Le petit-fils continue de poursuivre la nullité du testament et forme un nouveau pourvoi à l’encontre de cet arrêt. Il invoque un moyen unique fondé sur le principe posé par l’arrêt du 2 mars 2022 : la violation de l’article 3 paragraphe 3 et l’article 4 paragraphe 1 de la loi uniforme et de l’article 5 de la convention.

Évolution de la position de la Cour de cassation

Seconde interprétation

Une seconde interprétation tire de l’article 5 paragraphe 1 de la Convention, la possibilité d’avoir recours à un interprète dans les conditions requises par la loi en vertu de laquelle la personne habilitée a été désignée. Selon l’Assemblée plénière, cette solution assure, « dans un contexte de mobilité des personnes et d’internationalisation des patrimoines, une application harmonisée des règles du testament international au sein des États ayant ratifié la Convention ».

Langue non comprise par le testateur

L’Assemblée plénière juge que la loi uniforme permet qu’un testament soit écrit dans une langue non comprise du testateur dès lors que, dans ce cas, celui-ci est assisté par un interprète répondant aux conditions requises par la loi en vertu de laquelle la personne habilitée à instrumenter (le notaire en France) a été désignée.

Recours à un interprète

Aucune disposition de la Convention ni de la loi uniforme ne fait obligation aux États parties d’introduire dans leur législation des dispositions relatives aux conditions d’intervention d’un interprète.

Comme il a été précisé ci-avant, la loi n° 94-337 du 29 avril 1994, qui désigne comme personne habilitée à instrumenter en matière de testament international ne contient pas de telles dispositions.

Comment interpréter le silence de la loi n° 94-337 du 29 avril 1994 ?

La Cour de cassation considère que ce silence ne permet pas en lui-même le recours à un interprète.

Rappel des règles en matière des testaments authentiques

Avant la loi du 16 février 2015

Avant l’entrée en vigueur de la loi du 16 février 2015, il résultait de la jurisprudence que si le testateur avait la possibilité de dicter son testament dans une langue étrangère, c’était à la condition que les notaires et les témoins comprennent cette langue.  

Le testament reçu par le truchement de l’interprète était donc nul (1ère civ., 18 décembre 1956, Bull.
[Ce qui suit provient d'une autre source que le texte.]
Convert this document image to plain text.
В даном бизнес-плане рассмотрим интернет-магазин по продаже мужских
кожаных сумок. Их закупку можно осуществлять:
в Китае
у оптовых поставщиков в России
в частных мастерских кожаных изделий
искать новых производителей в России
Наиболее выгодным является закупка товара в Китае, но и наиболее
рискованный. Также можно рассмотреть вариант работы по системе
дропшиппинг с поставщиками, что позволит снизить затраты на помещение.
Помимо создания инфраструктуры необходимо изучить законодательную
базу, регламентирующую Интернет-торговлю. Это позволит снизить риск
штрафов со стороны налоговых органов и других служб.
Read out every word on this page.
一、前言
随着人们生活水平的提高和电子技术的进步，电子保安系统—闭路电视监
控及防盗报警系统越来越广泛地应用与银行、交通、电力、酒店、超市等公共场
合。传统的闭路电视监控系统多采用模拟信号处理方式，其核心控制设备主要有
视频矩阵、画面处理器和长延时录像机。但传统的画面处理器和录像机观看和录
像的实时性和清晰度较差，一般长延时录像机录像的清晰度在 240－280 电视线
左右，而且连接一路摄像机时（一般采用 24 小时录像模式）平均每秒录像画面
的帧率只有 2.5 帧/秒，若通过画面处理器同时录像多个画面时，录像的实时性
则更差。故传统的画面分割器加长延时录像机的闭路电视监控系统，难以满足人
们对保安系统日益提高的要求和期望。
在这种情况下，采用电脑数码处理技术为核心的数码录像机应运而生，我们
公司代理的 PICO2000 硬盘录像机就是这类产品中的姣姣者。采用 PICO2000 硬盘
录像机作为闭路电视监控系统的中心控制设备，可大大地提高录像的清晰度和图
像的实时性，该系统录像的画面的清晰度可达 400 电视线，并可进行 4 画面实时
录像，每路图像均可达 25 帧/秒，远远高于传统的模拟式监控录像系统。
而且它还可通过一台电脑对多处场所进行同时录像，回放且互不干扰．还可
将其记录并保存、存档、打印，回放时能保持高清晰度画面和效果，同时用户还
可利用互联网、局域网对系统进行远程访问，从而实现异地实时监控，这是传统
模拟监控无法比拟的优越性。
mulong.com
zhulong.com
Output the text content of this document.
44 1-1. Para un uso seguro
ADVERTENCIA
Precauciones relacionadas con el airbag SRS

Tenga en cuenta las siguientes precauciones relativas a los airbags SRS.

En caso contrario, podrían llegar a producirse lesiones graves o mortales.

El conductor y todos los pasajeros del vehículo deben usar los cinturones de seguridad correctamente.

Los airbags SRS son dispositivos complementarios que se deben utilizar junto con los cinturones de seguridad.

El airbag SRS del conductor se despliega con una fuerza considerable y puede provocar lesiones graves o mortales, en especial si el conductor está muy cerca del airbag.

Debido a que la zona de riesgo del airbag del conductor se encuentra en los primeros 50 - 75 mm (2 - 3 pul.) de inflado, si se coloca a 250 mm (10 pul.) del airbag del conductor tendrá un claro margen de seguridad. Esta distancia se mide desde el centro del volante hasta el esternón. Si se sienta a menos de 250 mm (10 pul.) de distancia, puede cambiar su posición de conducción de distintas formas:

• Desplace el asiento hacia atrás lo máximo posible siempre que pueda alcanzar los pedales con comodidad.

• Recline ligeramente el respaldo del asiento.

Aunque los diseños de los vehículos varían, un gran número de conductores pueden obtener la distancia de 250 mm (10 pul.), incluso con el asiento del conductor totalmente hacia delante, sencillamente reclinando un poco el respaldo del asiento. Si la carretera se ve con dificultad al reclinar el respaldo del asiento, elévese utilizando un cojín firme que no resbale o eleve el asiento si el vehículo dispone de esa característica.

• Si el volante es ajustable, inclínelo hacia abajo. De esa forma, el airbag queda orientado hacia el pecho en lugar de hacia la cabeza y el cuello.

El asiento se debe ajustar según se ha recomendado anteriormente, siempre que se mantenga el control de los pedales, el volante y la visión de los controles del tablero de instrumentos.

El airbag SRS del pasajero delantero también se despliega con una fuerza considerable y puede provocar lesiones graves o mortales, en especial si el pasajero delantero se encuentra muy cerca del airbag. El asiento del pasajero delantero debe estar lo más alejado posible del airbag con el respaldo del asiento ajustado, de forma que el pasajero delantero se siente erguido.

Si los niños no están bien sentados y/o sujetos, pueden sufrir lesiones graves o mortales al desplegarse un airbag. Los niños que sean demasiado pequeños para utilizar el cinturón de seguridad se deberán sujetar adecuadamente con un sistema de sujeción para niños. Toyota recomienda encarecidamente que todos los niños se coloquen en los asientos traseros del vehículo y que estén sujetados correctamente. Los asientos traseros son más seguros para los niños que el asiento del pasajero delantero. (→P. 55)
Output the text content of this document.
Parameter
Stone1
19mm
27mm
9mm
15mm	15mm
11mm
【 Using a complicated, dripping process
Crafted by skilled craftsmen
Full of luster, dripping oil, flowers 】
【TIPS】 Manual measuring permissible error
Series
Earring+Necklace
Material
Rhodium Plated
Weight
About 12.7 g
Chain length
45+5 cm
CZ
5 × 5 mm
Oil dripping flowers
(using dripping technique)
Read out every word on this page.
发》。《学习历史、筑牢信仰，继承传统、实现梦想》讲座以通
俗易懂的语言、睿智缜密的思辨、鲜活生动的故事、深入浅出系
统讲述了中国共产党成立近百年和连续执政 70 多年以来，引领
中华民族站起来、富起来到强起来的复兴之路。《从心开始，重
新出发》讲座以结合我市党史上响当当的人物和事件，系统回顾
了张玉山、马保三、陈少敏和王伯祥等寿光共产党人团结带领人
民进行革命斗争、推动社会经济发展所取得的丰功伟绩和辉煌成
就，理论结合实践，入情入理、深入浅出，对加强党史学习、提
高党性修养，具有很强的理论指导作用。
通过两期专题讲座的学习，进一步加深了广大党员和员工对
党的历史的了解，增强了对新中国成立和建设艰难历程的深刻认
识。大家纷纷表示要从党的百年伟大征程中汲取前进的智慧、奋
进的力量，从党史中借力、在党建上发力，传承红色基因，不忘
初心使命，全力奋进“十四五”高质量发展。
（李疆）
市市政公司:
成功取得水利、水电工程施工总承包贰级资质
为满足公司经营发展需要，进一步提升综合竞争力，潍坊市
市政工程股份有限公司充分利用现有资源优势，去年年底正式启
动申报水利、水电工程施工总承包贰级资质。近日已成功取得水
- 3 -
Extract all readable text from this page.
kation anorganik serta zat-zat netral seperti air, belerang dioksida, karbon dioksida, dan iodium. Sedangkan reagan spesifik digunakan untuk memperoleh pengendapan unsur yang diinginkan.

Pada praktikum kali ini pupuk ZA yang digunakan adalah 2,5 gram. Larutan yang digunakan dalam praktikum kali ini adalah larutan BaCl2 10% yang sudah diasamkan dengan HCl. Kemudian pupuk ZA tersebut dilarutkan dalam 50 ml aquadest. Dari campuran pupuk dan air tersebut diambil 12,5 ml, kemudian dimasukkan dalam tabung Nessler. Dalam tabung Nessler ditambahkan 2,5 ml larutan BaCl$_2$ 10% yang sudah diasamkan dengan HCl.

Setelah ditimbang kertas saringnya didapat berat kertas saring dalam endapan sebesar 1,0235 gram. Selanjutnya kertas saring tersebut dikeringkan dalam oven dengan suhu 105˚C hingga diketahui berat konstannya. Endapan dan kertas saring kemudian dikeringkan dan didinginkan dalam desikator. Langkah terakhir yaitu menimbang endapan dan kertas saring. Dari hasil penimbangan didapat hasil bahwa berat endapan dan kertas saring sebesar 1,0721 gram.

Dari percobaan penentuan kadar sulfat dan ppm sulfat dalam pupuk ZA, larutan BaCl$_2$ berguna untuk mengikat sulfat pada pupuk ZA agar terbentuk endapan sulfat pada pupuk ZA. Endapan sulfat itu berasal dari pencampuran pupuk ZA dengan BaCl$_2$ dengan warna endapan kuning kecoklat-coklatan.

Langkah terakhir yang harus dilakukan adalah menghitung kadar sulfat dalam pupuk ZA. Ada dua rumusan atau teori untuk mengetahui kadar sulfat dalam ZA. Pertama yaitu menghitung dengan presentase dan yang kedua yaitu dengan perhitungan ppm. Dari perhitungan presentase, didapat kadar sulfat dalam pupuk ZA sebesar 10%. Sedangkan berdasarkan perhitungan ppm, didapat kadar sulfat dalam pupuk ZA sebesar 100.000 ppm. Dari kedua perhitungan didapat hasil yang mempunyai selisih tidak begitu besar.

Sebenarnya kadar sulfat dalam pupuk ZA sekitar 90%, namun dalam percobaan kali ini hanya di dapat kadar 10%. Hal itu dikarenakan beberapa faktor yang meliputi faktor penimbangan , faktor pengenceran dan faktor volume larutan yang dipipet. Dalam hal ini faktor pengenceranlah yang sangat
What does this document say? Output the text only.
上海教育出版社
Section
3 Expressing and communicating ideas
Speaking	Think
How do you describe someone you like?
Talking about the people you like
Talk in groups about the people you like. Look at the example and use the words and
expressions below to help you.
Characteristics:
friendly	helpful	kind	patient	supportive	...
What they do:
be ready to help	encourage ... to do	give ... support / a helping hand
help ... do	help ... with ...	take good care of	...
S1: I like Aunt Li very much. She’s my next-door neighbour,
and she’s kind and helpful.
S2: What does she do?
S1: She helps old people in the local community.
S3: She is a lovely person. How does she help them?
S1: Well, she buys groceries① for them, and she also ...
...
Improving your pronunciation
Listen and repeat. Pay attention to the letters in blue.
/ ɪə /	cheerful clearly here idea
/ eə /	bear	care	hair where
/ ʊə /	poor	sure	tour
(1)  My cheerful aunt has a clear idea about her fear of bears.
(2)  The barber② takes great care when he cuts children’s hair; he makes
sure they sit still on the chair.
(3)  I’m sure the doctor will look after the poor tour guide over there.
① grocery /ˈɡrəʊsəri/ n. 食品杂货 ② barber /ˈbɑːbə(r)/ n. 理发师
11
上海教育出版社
I, n° 469 ; 1ère civ., 15 juin 1961, Bull. n° 317).

La Cour de cassation assimile la forme du testament international à la forme authentique et applique la jurisprudence précitée au testament international.

Après la loi du 16 février 2015

Par loi du 16 février 2015 de simplification du droit la rédaction de l’article 972 du code civil a été modifiée en ce qu’elle permettait désormais l’intervention d’un interprète dans la rédaction d’un testament sous certaines conditions :

« Si le testament est reçu par deux notaires, il leur est dicté par le testateur ; l’un de ces notaires l’écrit lui-même ou le fait écrire à la main ou mécaniquement.

S’il n’y a qu’un notaire, il doit également être dicté par le testateur ; le notaire l’écrit lui-même ou le fait écrire à la main ou mécaniquement.

Dans tous les cas, il doit en être donné lecture au testateur.

Lorsque le testateur ne peut s’exprimer en langue française, la dictée et la lecture peuvent être accomplies par un interprète que le testateur choisit sur la liste nationale des experts judiciaires dressée par la Cour de cassation ou sur la liste des experts judiciaires dressée par chaque cour d’appel. L’interprète veille à l’exacte traduction des propos tenus. Le notaire n’est pas tenu de recourir à un interprète lorsque lui-même ainsi que, selon le cas, l’autre notaire ou les témoins comprennent la langue dans laquelle s’exprime le testateur.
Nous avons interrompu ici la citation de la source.